While fleeing the concert, Herring had called Hetland and told her not to come back to the venue.
Hetland said she could hear the gunshots and screaming over the phone.
When Hetland found out she was at Hooter’s, she had their cab driver take them there. Unfortunately, by the time they arrived, the hotel was on lock-down, forcing them to take shelter in a coffee shop next door, Coco’s.
A police officer was inside Coco’s and let them inside where they found people hiding under tables. One woman had been shot.
“SWAT eventually cleared us,” Hetland said, “and we went with the cop to the Red Cross set up down at UNLV (University of Las Vegas). It was a three-mile walk to get there.”
It was there, at the Thomas and Mack Center, that the group was finally reunited. In an amazing coincidence, the Wells sisters had been close to the others throughout the ordeal, they just hadn’t seen each other in the chaos.
All agreed Las Vegas and the Red Cross were very well prepared for the situation.
They were greeted by people who had arm fulls of phone chargers. There were blankets, food and water for everyone as well as grief counsellors. They also did a good job of keeping everyone appraised of what was going on.
Eventually they were allowed to get on a bus that took them from UNLV back to their hotel – Mandalay Bay.
The hotel was still on lock-down and they had to return to UNLV to wait things out.
Finally, about 9 a.m. Monday morning, the group went back to the hotel and after several attempts to get inside, managed to find an open door at the back of the property near the loading dock.
Packing as quickly as possible, even leaving some things behind, they found a cab to the airport to try to catch their noon departure.
“The people of Las Vegas were amazing,” Herring said. “We were trying to get out of there as soon as possible, and here these people were having to come to work. Some were crying.”
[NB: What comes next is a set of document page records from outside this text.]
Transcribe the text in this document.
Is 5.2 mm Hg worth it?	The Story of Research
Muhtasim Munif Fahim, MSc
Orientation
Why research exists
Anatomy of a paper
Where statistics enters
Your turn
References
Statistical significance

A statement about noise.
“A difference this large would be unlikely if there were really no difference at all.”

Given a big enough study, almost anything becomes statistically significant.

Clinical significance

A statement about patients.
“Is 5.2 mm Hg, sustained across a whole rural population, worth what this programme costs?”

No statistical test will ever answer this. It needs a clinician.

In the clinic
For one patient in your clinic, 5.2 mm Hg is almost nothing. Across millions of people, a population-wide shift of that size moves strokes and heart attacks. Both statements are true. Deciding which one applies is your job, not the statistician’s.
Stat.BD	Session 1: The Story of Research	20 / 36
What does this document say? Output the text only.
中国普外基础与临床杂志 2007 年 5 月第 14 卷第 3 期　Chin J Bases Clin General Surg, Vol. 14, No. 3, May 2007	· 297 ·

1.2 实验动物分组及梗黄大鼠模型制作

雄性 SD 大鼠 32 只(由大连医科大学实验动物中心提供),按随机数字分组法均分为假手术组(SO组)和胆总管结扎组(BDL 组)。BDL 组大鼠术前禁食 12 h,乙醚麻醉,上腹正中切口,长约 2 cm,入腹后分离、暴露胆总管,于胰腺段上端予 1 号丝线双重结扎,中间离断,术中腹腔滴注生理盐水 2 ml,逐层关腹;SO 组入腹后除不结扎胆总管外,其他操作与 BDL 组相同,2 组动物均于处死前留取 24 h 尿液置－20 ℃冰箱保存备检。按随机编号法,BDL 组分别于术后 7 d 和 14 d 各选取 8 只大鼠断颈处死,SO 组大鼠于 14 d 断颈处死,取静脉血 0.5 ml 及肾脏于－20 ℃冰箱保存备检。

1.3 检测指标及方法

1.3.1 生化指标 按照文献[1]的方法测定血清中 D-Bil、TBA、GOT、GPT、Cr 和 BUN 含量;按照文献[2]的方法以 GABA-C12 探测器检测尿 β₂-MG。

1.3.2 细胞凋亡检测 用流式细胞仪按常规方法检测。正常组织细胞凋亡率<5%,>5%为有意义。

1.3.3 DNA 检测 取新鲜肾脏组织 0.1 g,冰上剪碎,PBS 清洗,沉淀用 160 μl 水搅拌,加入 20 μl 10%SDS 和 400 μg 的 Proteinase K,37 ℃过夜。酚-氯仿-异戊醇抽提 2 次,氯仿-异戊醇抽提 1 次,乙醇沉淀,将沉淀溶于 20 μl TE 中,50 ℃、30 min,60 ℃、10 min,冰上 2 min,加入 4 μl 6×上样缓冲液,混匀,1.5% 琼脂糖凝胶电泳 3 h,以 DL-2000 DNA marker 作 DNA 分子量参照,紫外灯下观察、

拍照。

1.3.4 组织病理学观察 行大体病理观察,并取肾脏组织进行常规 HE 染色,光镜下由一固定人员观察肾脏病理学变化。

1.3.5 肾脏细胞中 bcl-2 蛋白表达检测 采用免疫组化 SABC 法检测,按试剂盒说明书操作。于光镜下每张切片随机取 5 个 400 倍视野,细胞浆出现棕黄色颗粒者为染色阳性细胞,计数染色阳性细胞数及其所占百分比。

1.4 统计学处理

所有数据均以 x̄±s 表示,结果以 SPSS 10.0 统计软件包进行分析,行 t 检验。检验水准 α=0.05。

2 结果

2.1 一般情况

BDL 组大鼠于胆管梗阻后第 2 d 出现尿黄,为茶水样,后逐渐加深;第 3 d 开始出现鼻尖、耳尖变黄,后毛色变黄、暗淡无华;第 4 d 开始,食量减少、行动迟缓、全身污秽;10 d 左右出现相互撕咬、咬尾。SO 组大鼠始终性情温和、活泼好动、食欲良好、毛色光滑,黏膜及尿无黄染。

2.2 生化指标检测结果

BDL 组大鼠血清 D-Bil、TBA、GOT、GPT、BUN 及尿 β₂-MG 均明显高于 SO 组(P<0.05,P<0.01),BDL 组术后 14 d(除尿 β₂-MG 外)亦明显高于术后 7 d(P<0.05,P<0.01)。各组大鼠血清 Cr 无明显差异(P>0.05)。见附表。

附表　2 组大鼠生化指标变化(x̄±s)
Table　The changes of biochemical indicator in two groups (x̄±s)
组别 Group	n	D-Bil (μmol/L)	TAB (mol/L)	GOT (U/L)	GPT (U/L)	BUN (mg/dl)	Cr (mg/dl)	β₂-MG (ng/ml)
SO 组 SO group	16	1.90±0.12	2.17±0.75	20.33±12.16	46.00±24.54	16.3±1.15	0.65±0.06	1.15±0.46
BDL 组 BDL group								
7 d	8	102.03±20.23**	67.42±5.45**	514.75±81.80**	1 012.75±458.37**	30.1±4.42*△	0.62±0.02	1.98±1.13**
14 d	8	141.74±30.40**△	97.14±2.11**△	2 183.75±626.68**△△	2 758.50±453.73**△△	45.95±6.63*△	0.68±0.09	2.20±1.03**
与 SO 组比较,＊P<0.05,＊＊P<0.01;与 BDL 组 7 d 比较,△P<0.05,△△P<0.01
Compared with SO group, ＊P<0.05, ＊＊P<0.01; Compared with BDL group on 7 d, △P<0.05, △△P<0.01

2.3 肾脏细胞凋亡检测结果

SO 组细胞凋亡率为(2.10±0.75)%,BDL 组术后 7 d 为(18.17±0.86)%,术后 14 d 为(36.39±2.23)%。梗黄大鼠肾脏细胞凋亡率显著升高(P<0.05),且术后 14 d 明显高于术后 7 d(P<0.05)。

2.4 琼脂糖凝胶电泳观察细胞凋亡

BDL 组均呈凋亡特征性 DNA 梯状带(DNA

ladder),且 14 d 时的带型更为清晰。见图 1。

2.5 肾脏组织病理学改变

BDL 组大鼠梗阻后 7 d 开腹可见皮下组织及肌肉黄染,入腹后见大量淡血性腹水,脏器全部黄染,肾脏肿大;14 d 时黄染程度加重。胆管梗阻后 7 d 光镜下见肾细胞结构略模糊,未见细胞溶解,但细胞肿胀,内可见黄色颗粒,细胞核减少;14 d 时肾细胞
While Rodas and Lia’ Wells took another airline, the remaining ladies barely missed their flight back to Casper.
The airline stepped up and sent them home via San Diego and then Salt Lake, first class, free.
Hetland’s husband, Brandon, met the women in Salt Lake, driving all night to get them home.
47 hours.
Looking back, Hetland said there was someone to help them every step of the way.
When Herring realized she was alive and her kids were safe at home, that is when she ‘lost it.’
“My LightsOn kids are keeping me grounded,” she said. “They remind me life is supposed to be fun. I am so grateful and thankful to be here.”
Cox is carrying a bit of guilt with her for not being there when they needed her.
“If I had still been in the airport and not on the plane, I would have been back there in a heartbeat,” she said.
She shudders to think what would have happened if the shooting had taken place on Saturday instead of Sunday.
“If it had been the night before,” she said. “We were only 10 rows back in the center.”
The girls don’t know why it happened.
They now have an assurance that it wasn’t their time, that a higher power is in charge.
“We were all supposed to be there,” Cox said.
Herring is still amazed there weren’t more people killed.
“There were some serious injuries,” she said. “There were so many little kids there on Sunday, up on their parent’s shoulders. People in wheelchairs. Its scary to think people risked their own lives to save these people.
“For whatever reason, we have a second chance. We’re traumatized. Why are we all here? Its very humbling. We were so close to not coming home.”